Coolness can rear its head in the church as well.  The pressure to be cool, and to market to the cool kids of the world, has grown in the last few years as the overall decline of the church, and particular churches such as The United Methodist Church, means that we are starting to feel a little anxious things and looking for ways to grow.  One of the obvious ways is to get more of those "cool" kids to come to worship.  Cool is currently being behind in UMC (and probably most church circles) as young adult (ideally of the married, with kids, and maybe a steady source of income type).  [Side bar ... I am aware I am trafficing in stereotypes and apologize, I think they reinforce my larger point even if they are far from being universally true]  In an effort to attract "cool" a lot of churches have tried to figure out what we need to do to be cool.  We have not yet resorted to the risque ads of A&F which is a good thing.  We have however tried to figure out if changing our worship styles, sights, sounds, and even smells (coffee in worship anyone?) would help in making us more cool and thus more appealing.  The customer is always right as I have often been reminded.

Where I think we fall off the rails on all of this is that following God has never really been about cool.  In fact many would argue that some of the coolest moments to follow the church were potential some of our darkest (think Constantine and suburban 1950's).  If we look at figures in the Bible we are generally struck with how uncool they were.  Noah as considered kinda crazy by his peers (perhaps rightly so), Moses was only used by God AFTER he was an outcast, a murder, and forced to resort to shepherding.  Abraham and his wife were ancient before they started a family and Sarah's days of tempting rival rulers were long behind her.  Even Jesus lived the height of uncool, hanging out with tax-collectors and others of questionable moral character rather than being a good religious leader and only associating with others of an appropriate peer group.

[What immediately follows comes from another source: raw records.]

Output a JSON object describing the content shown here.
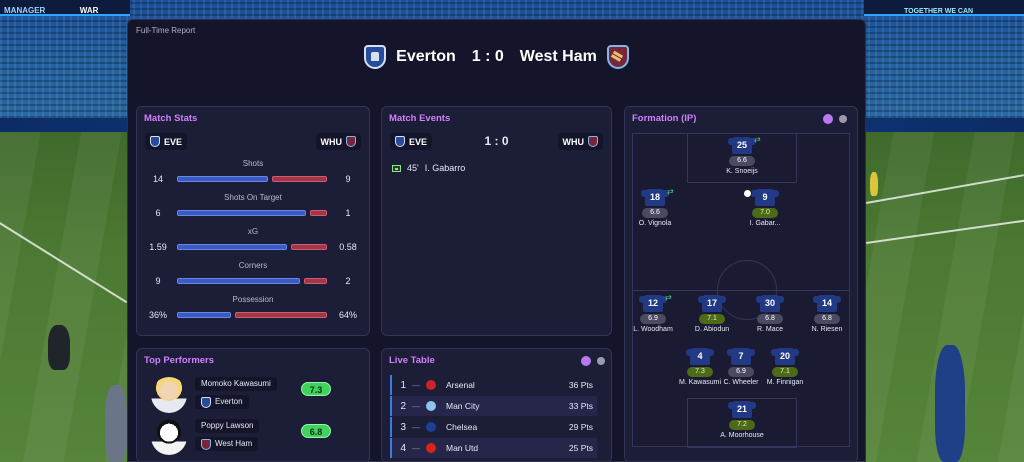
{
  "panel": {
    "label": "Full-Time Report"
  },
  "match": {
    "home_team": "Everton",
    "away_team": "West Ham",
    "score": "1 : 0",
    "home_short": "EVE",
    "away_short": "WHU"
  },
  "stadium_ads": {
    "left_board": "MANAGER",
    "left_board2": "WAR",
    "right_board": "TOGETHER WE CAN"
  },
  "match_stats": {
    "title": "Match Stats",
    "rows": [
      {
        "label": "Shots",
        "home": "14",
        "away": "9",
        "home_frac": 0.609,
        "away_frac": 0.391
      },
      {
        "label": "Shots On Target",
        "home": "6",
        "away": "1",
        "home_frac": 0.857,
        "away_frac": 0.143
      },
      {
        "label": "xG",
        "home": "1.59",
        "away": "0.58",
        "home_frac": 0.733,
        "away_frac": 0.267
      },
      {
        "label": "Corners",
        "home": "9",
        "away": "2",
        "home_frac": 0.818,
        "away_frac": 0.182
      },
      {
        "label": "Possession",
        "home": "36%",
        "away": "64%",
        "home_frac": 0.36,
        "away_frac": 0.64
      }
    ]
  },
  "match_events": {
    "title": "Match Events",
    "score": "1 : 0",
    "events": [
      {
        "minute": "45'",
        "player": "I. Gabarro",
        "type": "goal-icon"
      }
    ]
  },
  "formation": {
    "title": "Formation (IP)",
    "players": [
      {
        "number": "25",
        "rating": "6.6",
        "name": "K. Snoeijs",
        "rating_color": "grey",
        "sub": true,
        "goal": false
      },
      {
        "number": "18",
        "rating": "6.6",
        "name": "O. Vignola",
        "rating_color": "grey",
        "sub": true,
        "goal": false
      },
      {
        "number": "9",
        "rating": "7.0",
        "name": "I. Gabar...",
        "rating_color": "green",
        "sub": false,
        "goal": true
      },
      {
        "number": "12",
        "rating": "6.9",
        "name": "L. Woodham",
        "rating_color": "grey",
        "sub": true,
        "goal": false
      },
      {
        "number": "17",
        "rating": "7.1",
        "name": "D. Abiodun",
        "rating_color": "green",
        "sub": false,
        "goal": false
      },
      {
        "number": "30",
        "rating": "6.8",
        "name": "R. Mace",
        "rating_color": "grey",
        "sub": false,
        "goal": false
      },
      {
        "number": "14",
        "rating": "6.8",
        "name": "N. Riesen",
        "rating_color": "grey",
        "sub": false,
        "goal": false
      },
      {
        "number": "4",
        "rating": "7.3",
        "name": "M. Kawasumi",
        "rating_color": "green",
        "sub": false,
        "goal": false
      },
      {
        "number": "7",
        "rating": "6.9",
        "name": "C. Wheeler",
        "rating_color": "grey",
        "sub": false,
        "goal": false
      },
      {
        "number": "20",
        "rating": "7.1",
        "name": "M. Finnigan",
        "rating_color": "green",
        "sub": false,
        "goal": false
      },
      {
        "number": "21",
        "rating": "7.2",
        "name": "A. Moorhouse",
        "rating_color": "green",
        "sub": false,
        "goal": false
      }
    ]
  },
  "top_performers": {
    "title": "Top Performers",
    "players": [
      {
        "name": "Momoko Kawasumi",
        "team": "Everton",
        "rating": "7.3"
      },
      {
        "name": "Poppy Lawson",
        "team": "West Ham",
        "rating": "6.8"
      }
    ]
  },
  "live_table": {
    "title": "Live Table",
    "rows": [
      {
        "pos": "1",
        "trend": "—",
        "club": "Arsenal",
        "pts": "36 Pts",
        "color": "#d0202a"
      },
      {
        "pos": "2",
        "trend": "—",
        "club": "Man City",
        "pts": "33 Pts",
        "color": "#8ec5ea"
      },
      {
        "pos": "3",
        "trend": "—",
        "club": "Chelsea",
        "pts": "29 Pts",
        "color": "#1d3f9a"
      },
      {
        "pos": "4",
        "trend": "—",
        "club": "Man Utd",
        "pts": "25 Pts",
        "color": "#d8251c"
      }
    ]
  },
  "colors": {
    "accent": "#d080ff",
    "home_bar": "#3a5bc4",
    "away_bar": "#a03748",
    "rating_green": "#3fd35e"
  }
}
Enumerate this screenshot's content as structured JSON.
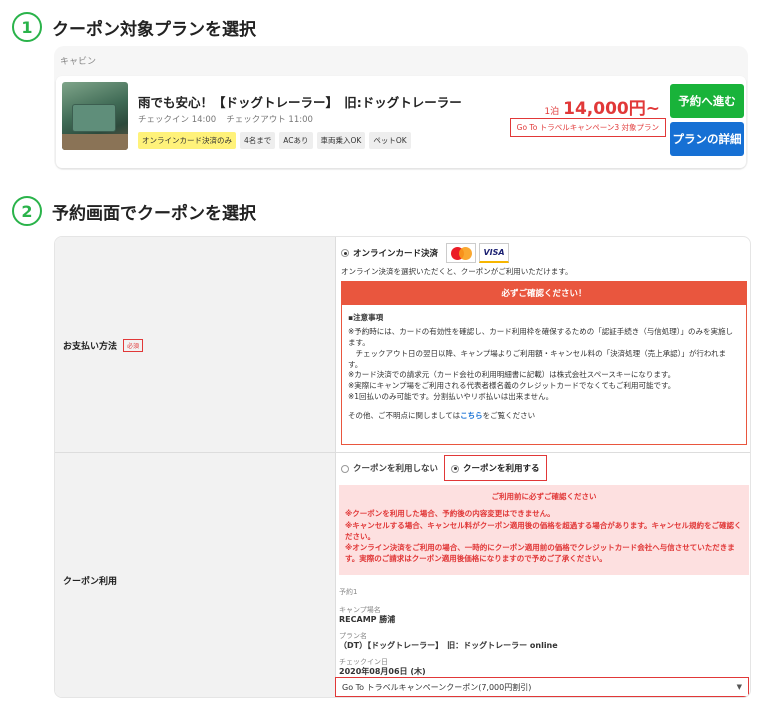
{
  "step1": {
    "number": "1",
    "title": "クーポン対象プランを選択"
  },
  "plan": {
    "category": "キャビン",
    "name": "雨でも安心！【ドッグトレーラー】　旧:ドッグトレーラー",
    "checkin": "チェックイン 14:00",
    "checkout": "チェックアウト 11:00",
    "tags": [
      "オンラインカード決済のみ",
      "4名まで",
      "ACあり",
      "車両乗入OK",
      "ペットOK"
    ],
    "price_unit": "1泊",
    "price": "14,000円~",
    "campaign_label": "Go To トラベルキャンペーン3 対象プラン",
    "reserve_button": "予約へ進む",
    "detail_button": "プランの詳細"
  },
  "step2": {
    "number": "2",
    "title": "予約画面でクーポンを選択"
  },
  "payment": {
    "label": "お支払い方法",
    "required": "必須",
    "option": "オンラインカード決済",
    "visa": "VISA",
    "note": "オンライン決済を選択いただくと、クーポンがご利用いただけます。",
    "warn_header": "必ずご確認ください！",
    "warn_title": "▪注意事項",
    "warn_lines": [
      "※予約時には、カードの有効性を確認し、カード利用枠を確保するための「認証手続き（与信処理）」のみを実施します。",
      "　チェックアウト日の翌日以降、キャンプ場よりご利用額・キャンセル料の「決済処理（売上承認）」が行われます。",
      "※カード決済での請求元（カード会社の利用明細書に記載）は株式会社スペースキーになります。",
      "※実際にキャンプ場をご利用される代表者様名義のクレジットカードでなくてもご利用可能です。",
      "※1回払いのみ可能です。分割払いやリボ払いは出来ません。"
    ],
    "contact_pre": "その他、ご不明点に関しましては",
    "contact_link": "こちら",
    "contact_post": "をご覧ください"
  },
  "coupon": {
    "label": "クーポン利用",
    "option_no": "クーポンを利用しない",
    "option_yes": "クーポンを利用する",
    "notice_title": "ご利用前に必ずご確認ください",
    "notice_lines": [
      "※クーポンを利用した場合、予約後の内容変更はできません。",
      "※キャンセルする場合、キャンセル料がクーポン適用後の価格を超過する場合があります。キャンセル規約をご確認ください。",
      "※オンライン決済をご利用の場合、一時的にクーポン適用前の価格でクレジットカード会社へ与信させていただきます。実際のご請求はクーポン適用後価格になりますので予めご了承ください。"
    ],
    "reservation_heading": "予約1",
    "campsite_label": "キャンプ場名",
    "campsite_value": "RECAMP 勝浦",
    "plan_label": "プラン名",
    "plan_value": "（DT）【ドッグトレーラー】　旧：ドッグトレーラー online",
    "checkin_label": "チェックイン日",
    "checkin_value": "2020年08月06日 (木)",
    "selected_coupon": "Go To トラベルキャンペーンクーポン(7,000円割引)"
  }
}
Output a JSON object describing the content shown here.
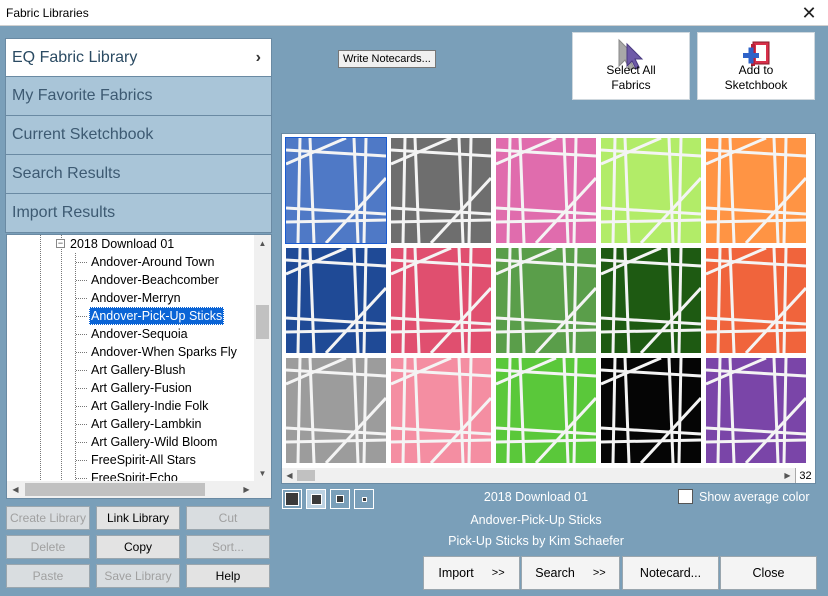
{
  "window": {
    "title": "Fabric Libraries",
    "close_label": "✕"
  },
  "library_nav": [
    {
      "label": "EQ Fabric Library"
    },
    {
      "label": "My Favorite Fabrics"
    },
    {
      "label": "Current Sketchbook"
    },
    {
      "label": "Search Results"
    },
    {
      "label": "Import Results"
    }
  ],
  "library_nav_chevron": "›",
  "tree": {
    "parent": {
      "label": "2018 Download 01",
      "expander": "−"
    },
    "children": [
      "Andover-Around Town",
      "Andover-Beachcomber",
      "Andover-Merryn",
      "Andover-Pick-Up Sticks",
      "Andover-Sequoia",
      "Andover-When Sparks Fly",
      "Art Gallery-Blush",
      "Art Gallery-Fusion",
      "Art Gallery-Indie Folk",
      "Art Gallery-Lambkin",
      "Art Gallery-Wild Bloom",
      "FreeSpirit-All Stars",
      "FreeSpirit-Echo"
    ],
    "selected_index": 3
  },
  "left_buttons": [
    {
      "label": "Create Library",
      "enabled": false
    },
    {
      "label": "Link Library",
      "enabled": true
    },
    {
      "label": "Cut",
      "enabled": false
    },
    {
      "label": "Delete",
      "enabled": false
    },
    {
      "label": "Copy",
      "enabled": true
    },
    {
      "label": "Sort...",
      "enabled": false
    },
    {
      "label": "Paste",
      "enabled": false
    },
    {
      "label": "Save Library",
      "enabled": false
    },
    {
      "label": "Help",
      "enabled": true
    }
  ],
  "toolbar": {
    "write_notecards": "Write Notecards...",
    "select_all_line1": "Select All",
    "select_all_line2": "Fabrics",
    "add_line1": "Add to",
    "add_line2": "Sketchbook"
  },
  "swatches": {
    "colors": [
      "#4f79c6",
      "#6e6e6e",
      "#e06cad",
      "#b2ec68",
      "#ff9444",
      "#1f4a96",
      "#e04f6f",
      "#5a9e4a",
      "#1e5a12",
      "#f0643c",
      "#9c9c9c",
      "#f48ea2",
      "#5ac83a",
      "#050505",
      "#7a45a8"
    ],
    "selected_index": 0,
    "count": "32"
  },
  "info": {
    "collection": "2018 Download 01",
    "fabric": "Andover-Pick-Up Sticks",
    "designer": "Pick-Up Sticks by Kim Schaefer"
  },
  "avg_color_label": "Show average color",
  "actions": {
    "import": "Import",
    "search": "Search",
    "arrows": ">>",
    "notecard": "Notecard...",
    "close": "Close"
  },
  "icons": {
    "select_all": "cursor-pointer-icon",
    "add_sketchbook": "sketchbook-add-icon"
  }
}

Maybe it could better be said that to be a faithful Christian is to be uncool, to risk our coolness for the sake of Christ.  After all, our main symbol, a cross was meant ultimately meant as a mockery, the worst and least cool way to die and yet that is what we claim for ourselves.  Maybe what we need to focus on in the church is not what we can be doing to be more cool but what we can be doing to be less cool ... and more Christlike.  It might not win us popularity, or more funds, or even more members ... but it would be faithful to God, and that has to count for something.